Part of the reason, of course, is Nvidia’s disclosures were overall neither hot nor cold: forecasts were strong but not sensational; gross margins declined, but with the promise of rising by mid-year.

The most important takeaway was demand for the high-power, high-priced computing that Nvidia is known for is alive and well, despite what had initially appeared as a threat to the Western business model from China’s ostensibly lower-cost AI competitor, DeepSeek.

In Asia, Nvidia’s influence was barely felt anywhere in the region, with tech shares – and the stock indexes they are part of – lacking uniform direction.

Instead, the main focus was elsewhere. Bond yields and the dollar had more of a story to tell, lifting off recent lows as traders assessed the latest, contradictory, rumblings on tariffs from Washington, and what it all might mean for the economy and the path for Fed policy.

Trump appeared to give Canada and Mexico another one-month stay of execution over 25% tariffs, shifting the deadline to April 2 – only for a White House official to try and roll that back to the earlier date of March 4.

What was clear though is that Europe is in Potus’s crosshairs, as Trump floated a “reciprocal” levy of 25% “on cars, and all of the things” that will soon be revealed.

Trump’s trade war, while certainly more damaging to its targets, will also inflict pain on the US.

The US economy is not looking nearly as robust as it did just weeks earlier, following a run of soft data, compounded by treasury secretary Scott Bessent’s comments this week that things are “brittle beneath” the surface.
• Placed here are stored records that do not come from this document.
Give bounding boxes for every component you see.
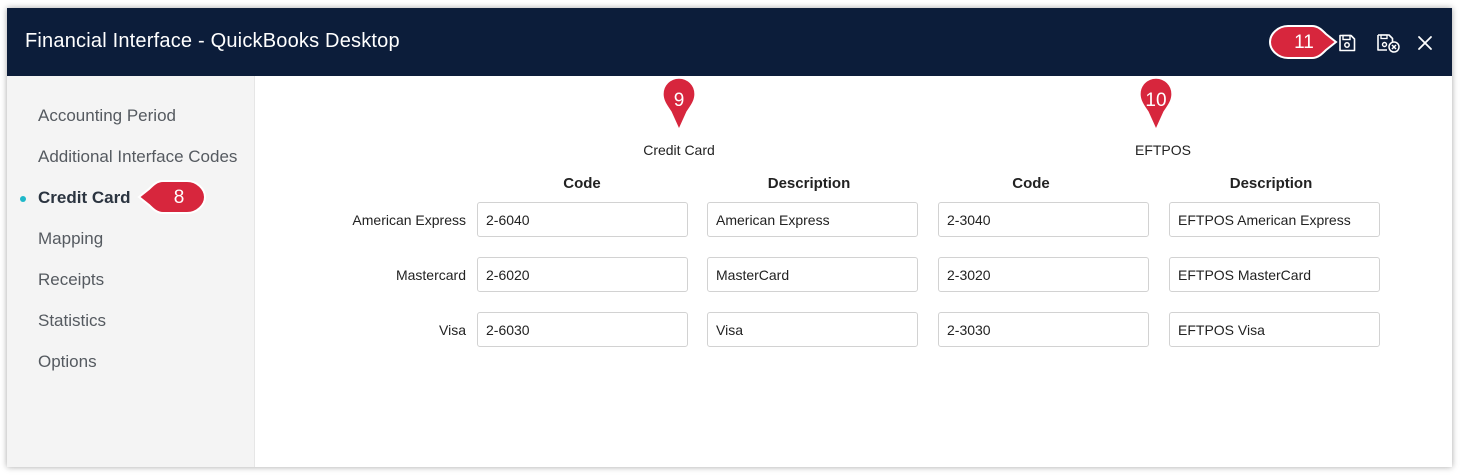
- sidebar-item-statistics[interactable]: Statistics: [38, 311, 106, 331]
- save-and-close-button[interactable]: [1373, 30, 1403, 56]
- active-indicator-dot: [20, 196, 26, 202]
- title-bar: Financial Interface - QuickBooks Desktop: [7, 8, 1452, 76]
- sidebar-item-additional-interface-codes[interactable]: Additional Interface Codes: [38, 147, 237, 167]
- callout-label-11: 11: [1294, 32, 1314, 53]
- cc-code-field[interactable]: [477, 312, 688, 347]
- dialog-title: Financial Interface - QuickBooks Desktop: [25, 30, 400, 52]
- row-label-visa: Visa: [439, 322, 466, 338]
- financial-interface-dialog: Financial Interface - QuickBooks Desktop: [7, 8, 1452, 467]
- column-header-eftpos-description: Description: [1229, 175, 1313, 192]
- sidebar-item-receipts[interactable]: Receipts: [38, 270, 104, 290]
- eftpos-description-field[interactable]: [1169, 312, 1380, 347]
- callout-label-10: 10: [1145, 90, 1167, 111]
- cc-code-field[interactable]: [477, 202, 688, 237]
- cc-description-field[interactable]: [707, 257, 918, 292]
- column-header-cc-description: Description: [767, 175, 851, 192]
- column-header-cc-code: Code: [563, 175, 601, 192]
- cc-description-field[interactable]: [707, 312, 918, 347]
- sidebar-nav: Accounting Period Additional Interface C…: [7, 76, 255, 467]
- close-button[interactable]: [1412, 30, 1438, 56]
- sidebar-item-options[interactable]: Options: [38, 352, 97, 372]
- eftpos-code-field[interactable]: [938, 312, 1149, 347]
- row-label-american-express: American Express: [352, 212, 466, 228]
- sidebar-item-credit-card[interactable]: Credit Card: [38, 188, 131, 208]
- cc-description-field[interactable]: [707, 202, 918, 237]
- save-close-icon: [1377, 34, 1400, 53]
- sidebar-item-accounting-period[interactable]: Accounting Period: [38, 106, 176, 126]
- eftpos-code-field[interactable]: [938, 257, 1149, 292]
- group-title-eftpos: EFTPOS: [1134, 142, 1192, 158]
- callout-label-9: 9: [673, 90, 685, 111]
- column-header-eftpos-code: Code: [1012, 175, 1050, 192]
- cc-code-field[interactable]: [477, 257, 688, 292]
- eftpos-description-field[interactable]: [1169, 257, 1380, 292]
- group-title-credit-card: Credit Card: [643, 142, 715, 158]
- row-label-mastercard: Mastercard: [395, 267, 466, 283]
- callout-label-8: 8: [173, 187, 185, 208]
- eftpos-code-field[interactable]: [938, 202, 1149, 237]
- close-icon: [1418, 36, 1432, 50]
- save-icon: [1339, 34, 1356, 52]
- eftpos-description-field[interactable]: [1169, 202, 1380, 237]
- sidebar-item-mapping[interactable]: Mapping: [38, 229, 103, 249]
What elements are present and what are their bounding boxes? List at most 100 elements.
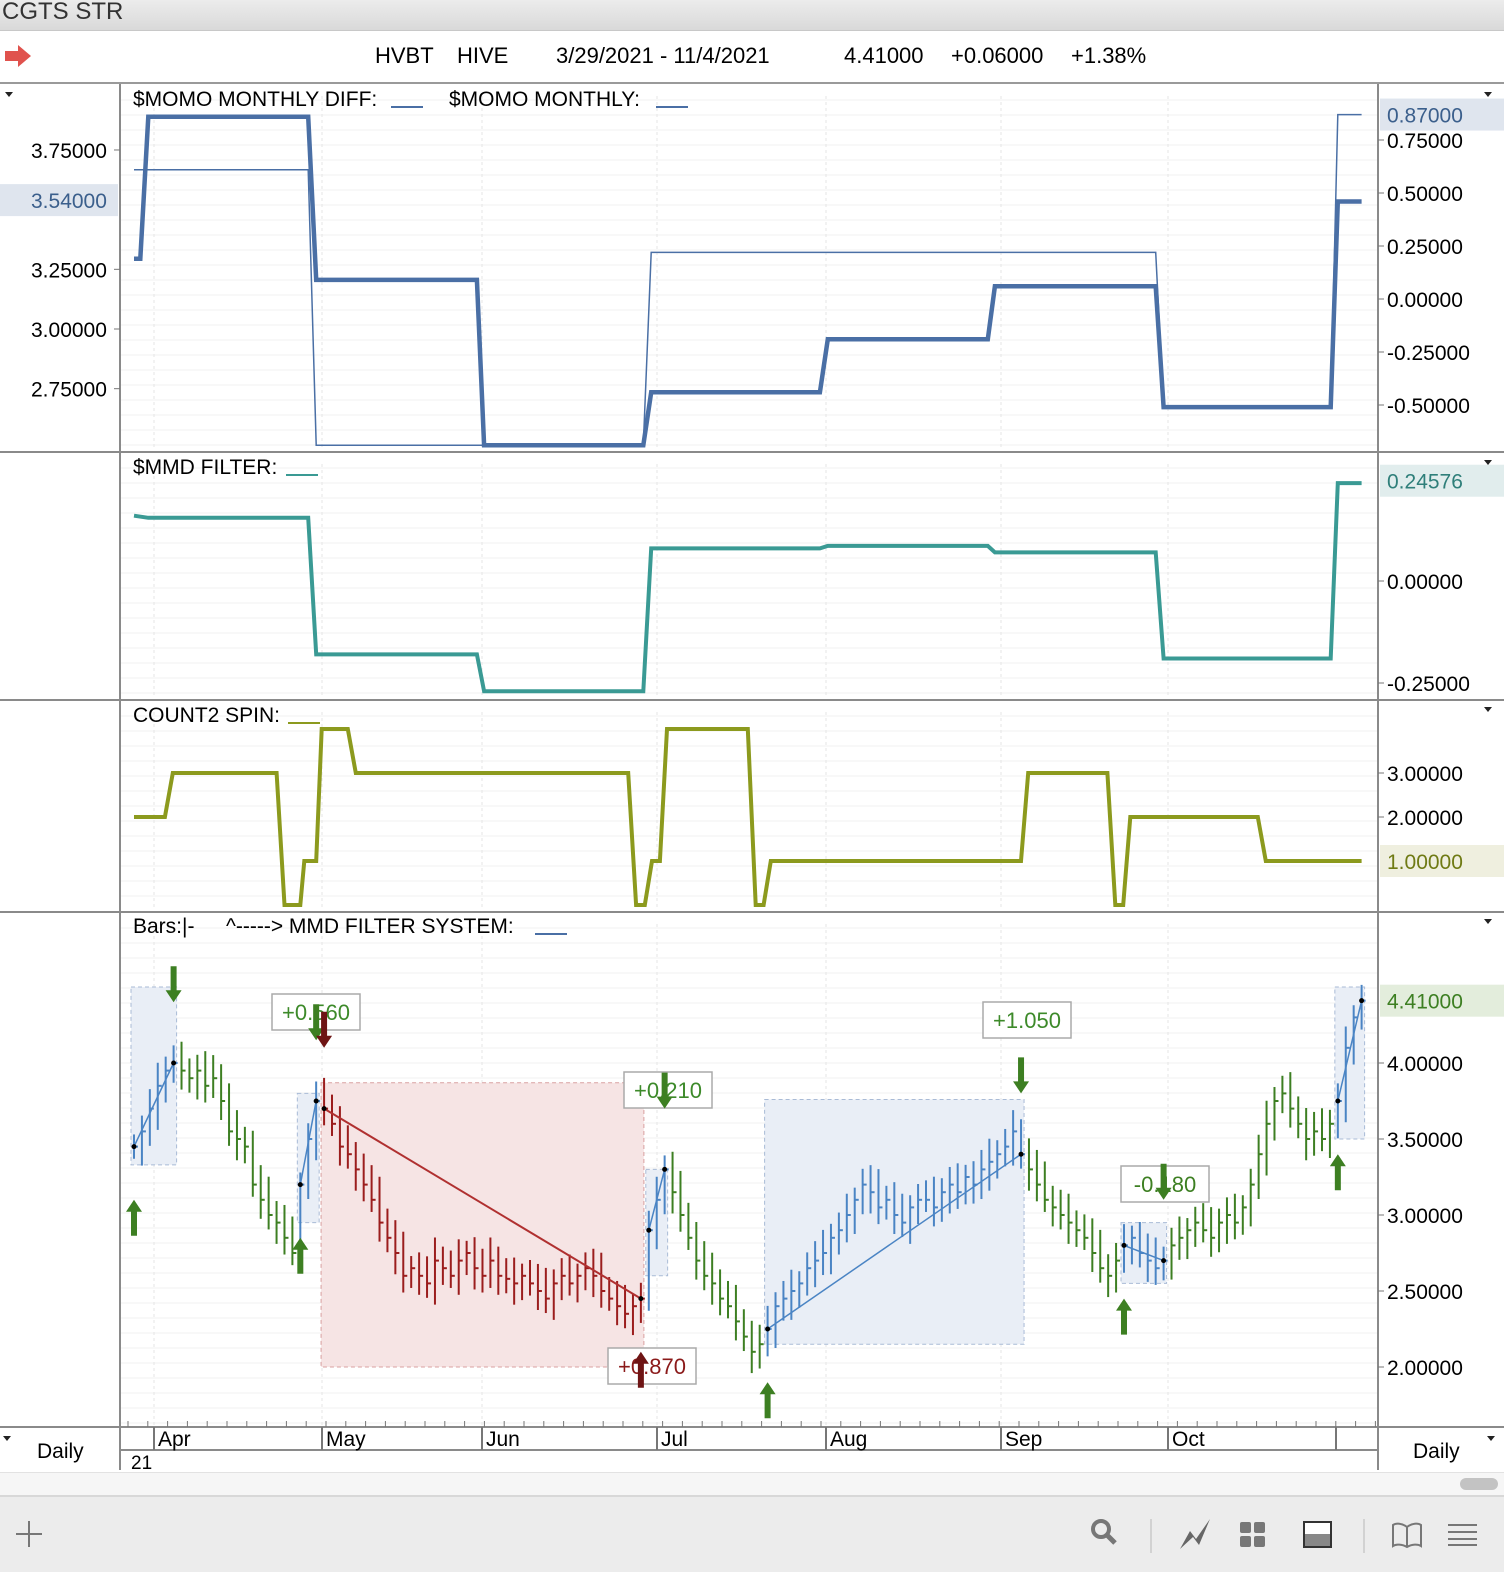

Traders have moved from pricing just one quarter-point Federal Reserve (Fed) cut this year to two, with the first by July and the second as early as October, according to LSEG data.

Investors will look to GDP data due today for further signs of a slowdown, while the Fed’s preferred inflation gauge, the PCE deflator, is due tomorrow.

Europe has quite a lot of data to digest today, including jobs figures from Germany, producer prices from France, and consumer inflation in Spain.

Outside the bloc, Switzerland reports GDP.

The European Central Bank will kick off the next round of central bank meetings in a week from now, with markets currently priced for a quarter-point cut then, and another two by September.

However, discussions within the central bank centre on how much further rates really need to fall considering inflation is still a bit too high and the economy is struggling.